N: I think Seth Godin once said content marketing is the only marketing that’s left, alluding to the fact that everything COULD be content marketing.
D: Yes, but it’s not necessarily new. The old-school marketers, the Mad Men-era marketers, that was all content marketing. That’s all they were doing. The same is true for growth marketing. “Growth” and “marketing” as a term together makes no sense to me. If you’re marketing, would you ever be doing it to not grow?
That’s just what marketing is. If you’re ever making content and not thinking of it as marketing, you should stop. Every time you talk to the customer, it’s marketing.
N: So what are you working on right now?
D: I’m working on my advisory process here at Leadpages. I’m working on organizational structure and brand positioning. We’ve only ever had a self-serve sales model. Customers buy through the shopping cart and if they don’t, we don’t do business with them. So we’re building a sales team and treating those inbound prospects as leads to see if we can convert some of the bigger customers. Those are typically the kind of customers that don’t self-convert.
We’re also building a customer success group for two reasons. One is to make sure we offer the world’s best service. In my previous lives, that’s been a big differentiator. And second is to make sure our onboarding process is educational and that we’re building tools and webinars and resources to help our customers succeed.
N: I read that you worked at Backcountry.com and took it from nothing with no resources and built it into an incredibly successful business. How did you do it?
D: Yeah, we started that at Snowbird as ski bums. We snuck out of the ski-patrol life and into the internet.
That was a little different. That was in 1996 when the website started. By 1997 when I came back from Connecticut to help them, they were working out of a little condo. Then I eventually quit my job in 2000 to work there. At that time, Google didn’t exist. It was just AltaVista and Lycos and things like that. And I say it was different because eCommerce wasn’t a thing then and the internet was super small so we were in this new space.
So what worked there was, we didn’t have any funding so measured marketing was essential. For every dollar we spent, we had to bring in $10. We used this crazy high ROI model. There wasn’t a ton of competition but there also weren’t a lot of customers. So it was a weird dynamic but that was it. And then we just grew it incrementally as the market grew. Every year, the market got bigger and bigger and we were always right there, on the edge. We were constantly looking for new channels that would work.
When Google first came out, it took over. It was where everyone went to search. But it was all organic so you couldn’t buy ads. So we immediately made sure that everything we did would rank well on Google and built out all sorts of strategies around that.

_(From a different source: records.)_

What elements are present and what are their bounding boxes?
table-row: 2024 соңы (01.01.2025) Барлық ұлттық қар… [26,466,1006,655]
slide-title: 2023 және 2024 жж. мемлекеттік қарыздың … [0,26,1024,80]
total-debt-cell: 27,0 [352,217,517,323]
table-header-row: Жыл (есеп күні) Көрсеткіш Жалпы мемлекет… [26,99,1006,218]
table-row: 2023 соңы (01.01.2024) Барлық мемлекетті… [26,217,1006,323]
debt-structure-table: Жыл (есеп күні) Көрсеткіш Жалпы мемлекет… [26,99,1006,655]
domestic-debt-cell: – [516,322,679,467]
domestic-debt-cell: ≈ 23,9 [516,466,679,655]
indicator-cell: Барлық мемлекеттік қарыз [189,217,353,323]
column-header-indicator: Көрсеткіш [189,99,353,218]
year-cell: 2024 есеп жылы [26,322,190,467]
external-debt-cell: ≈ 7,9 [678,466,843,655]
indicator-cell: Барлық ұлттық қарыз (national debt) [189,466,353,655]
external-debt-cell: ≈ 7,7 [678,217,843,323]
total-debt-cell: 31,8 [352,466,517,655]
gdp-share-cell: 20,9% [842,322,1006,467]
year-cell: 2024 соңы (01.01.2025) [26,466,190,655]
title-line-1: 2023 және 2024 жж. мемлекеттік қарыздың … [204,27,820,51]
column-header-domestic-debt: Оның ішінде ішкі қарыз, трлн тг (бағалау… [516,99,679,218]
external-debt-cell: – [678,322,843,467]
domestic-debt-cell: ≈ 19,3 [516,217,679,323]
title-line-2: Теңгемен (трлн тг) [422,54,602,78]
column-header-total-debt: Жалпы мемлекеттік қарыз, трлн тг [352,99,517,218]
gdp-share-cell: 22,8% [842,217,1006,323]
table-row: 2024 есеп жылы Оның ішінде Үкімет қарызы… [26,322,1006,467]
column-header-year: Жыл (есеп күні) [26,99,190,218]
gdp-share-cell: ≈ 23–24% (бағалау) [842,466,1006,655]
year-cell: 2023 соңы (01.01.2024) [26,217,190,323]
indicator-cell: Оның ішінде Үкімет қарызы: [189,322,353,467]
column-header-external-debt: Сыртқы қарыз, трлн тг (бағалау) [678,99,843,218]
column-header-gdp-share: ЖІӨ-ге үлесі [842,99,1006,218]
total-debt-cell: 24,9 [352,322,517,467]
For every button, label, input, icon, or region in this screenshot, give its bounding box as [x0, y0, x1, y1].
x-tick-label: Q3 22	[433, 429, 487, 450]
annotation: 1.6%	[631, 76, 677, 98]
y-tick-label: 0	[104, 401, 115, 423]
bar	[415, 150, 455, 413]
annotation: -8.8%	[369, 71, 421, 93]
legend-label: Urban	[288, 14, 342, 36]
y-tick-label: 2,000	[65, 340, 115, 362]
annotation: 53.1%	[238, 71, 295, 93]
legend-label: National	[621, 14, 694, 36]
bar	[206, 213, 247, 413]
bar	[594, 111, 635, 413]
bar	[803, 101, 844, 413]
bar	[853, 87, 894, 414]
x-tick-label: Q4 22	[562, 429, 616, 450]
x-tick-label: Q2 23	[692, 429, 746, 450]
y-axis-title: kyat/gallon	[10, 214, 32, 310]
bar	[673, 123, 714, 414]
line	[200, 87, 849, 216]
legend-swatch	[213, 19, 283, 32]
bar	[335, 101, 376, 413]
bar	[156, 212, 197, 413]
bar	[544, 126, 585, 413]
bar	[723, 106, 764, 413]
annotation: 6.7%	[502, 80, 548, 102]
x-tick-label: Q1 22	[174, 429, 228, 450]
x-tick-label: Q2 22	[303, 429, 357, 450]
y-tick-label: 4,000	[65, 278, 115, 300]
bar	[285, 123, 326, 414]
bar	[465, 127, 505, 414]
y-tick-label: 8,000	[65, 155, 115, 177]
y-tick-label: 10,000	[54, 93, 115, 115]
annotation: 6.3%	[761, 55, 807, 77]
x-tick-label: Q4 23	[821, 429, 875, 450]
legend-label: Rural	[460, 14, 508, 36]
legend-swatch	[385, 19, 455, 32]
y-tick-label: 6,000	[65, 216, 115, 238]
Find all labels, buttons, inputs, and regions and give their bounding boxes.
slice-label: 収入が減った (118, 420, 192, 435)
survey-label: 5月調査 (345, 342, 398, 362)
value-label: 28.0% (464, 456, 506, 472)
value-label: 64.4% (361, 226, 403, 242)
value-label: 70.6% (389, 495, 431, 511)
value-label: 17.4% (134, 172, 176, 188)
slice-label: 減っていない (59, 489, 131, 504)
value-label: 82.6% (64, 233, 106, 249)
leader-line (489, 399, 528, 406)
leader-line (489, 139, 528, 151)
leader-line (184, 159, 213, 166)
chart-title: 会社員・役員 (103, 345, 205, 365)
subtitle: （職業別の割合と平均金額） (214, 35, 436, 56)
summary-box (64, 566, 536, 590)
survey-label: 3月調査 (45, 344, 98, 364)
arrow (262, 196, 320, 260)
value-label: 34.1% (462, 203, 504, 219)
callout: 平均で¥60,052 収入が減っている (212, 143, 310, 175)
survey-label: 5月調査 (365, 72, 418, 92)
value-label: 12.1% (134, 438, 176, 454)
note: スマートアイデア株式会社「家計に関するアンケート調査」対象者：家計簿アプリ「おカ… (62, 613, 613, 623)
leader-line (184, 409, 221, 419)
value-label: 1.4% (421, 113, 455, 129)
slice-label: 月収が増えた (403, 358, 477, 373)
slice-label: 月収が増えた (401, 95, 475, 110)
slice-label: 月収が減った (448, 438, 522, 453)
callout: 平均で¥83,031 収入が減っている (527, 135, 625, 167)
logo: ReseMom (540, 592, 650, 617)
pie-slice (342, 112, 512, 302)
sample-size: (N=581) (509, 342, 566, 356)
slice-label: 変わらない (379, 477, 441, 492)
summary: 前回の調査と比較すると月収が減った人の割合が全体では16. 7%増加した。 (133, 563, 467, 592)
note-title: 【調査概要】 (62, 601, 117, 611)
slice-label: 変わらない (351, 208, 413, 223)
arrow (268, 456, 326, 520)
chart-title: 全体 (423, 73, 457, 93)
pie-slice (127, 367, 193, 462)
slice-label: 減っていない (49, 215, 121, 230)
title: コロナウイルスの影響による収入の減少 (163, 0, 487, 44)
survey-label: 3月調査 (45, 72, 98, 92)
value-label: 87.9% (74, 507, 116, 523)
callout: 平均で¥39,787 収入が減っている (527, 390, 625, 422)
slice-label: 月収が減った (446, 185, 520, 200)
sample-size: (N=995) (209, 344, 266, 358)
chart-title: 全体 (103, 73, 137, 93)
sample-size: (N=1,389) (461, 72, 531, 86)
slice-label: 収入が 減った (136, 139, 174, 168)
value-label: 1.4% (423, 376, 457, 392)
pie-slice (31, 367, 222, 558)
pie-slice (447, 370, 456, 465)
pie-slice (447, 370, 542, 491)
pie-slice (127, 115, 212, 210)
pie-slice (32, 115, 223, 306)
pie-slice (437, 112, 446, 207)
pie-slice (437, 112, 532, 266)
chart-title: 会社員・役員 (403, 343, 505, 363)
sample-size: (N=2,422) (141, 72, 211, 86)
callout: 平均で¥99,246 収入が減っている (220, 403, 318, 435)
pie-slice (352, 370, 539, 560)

And so because we were so early, whenever something caught fire, we were already on it. We were really riding that wave and our competitors were left trying to catch up. So we went from $1 million in revenue in 2000 to $150 million in 2007. And of course, it’s even bigger now.
But that was the deal: Measured marketing and having a brand that connected with people’s passions. And that was not by accident because it was our passion, too. We just did what we thought was cool and created a platform for our customers to join us.
N: What’s your favorite book?
D: My favorite business book is “The Hard Thing About Hard Things” by Ben Horowitz. It’s an amazing book about how to run a business, how to be a manager, how to be a leader, everything. That’s THE book.
My favorite book in general is “Desert Solitaire” by Edward Abbey. He’s written a lot of books, but he wrote “Desert Solitaire” when he was a park ranger at Arches National Park, which is in Moab in southern Utah. If you’ve never been, there’s no place like it on earth.
N: What’s the best advice you’ve ever received?
D: That you never stop learning. Always be on a quest to learn something. I don’t know who told me that, but it’s something I’ve definitely absorbed over my career.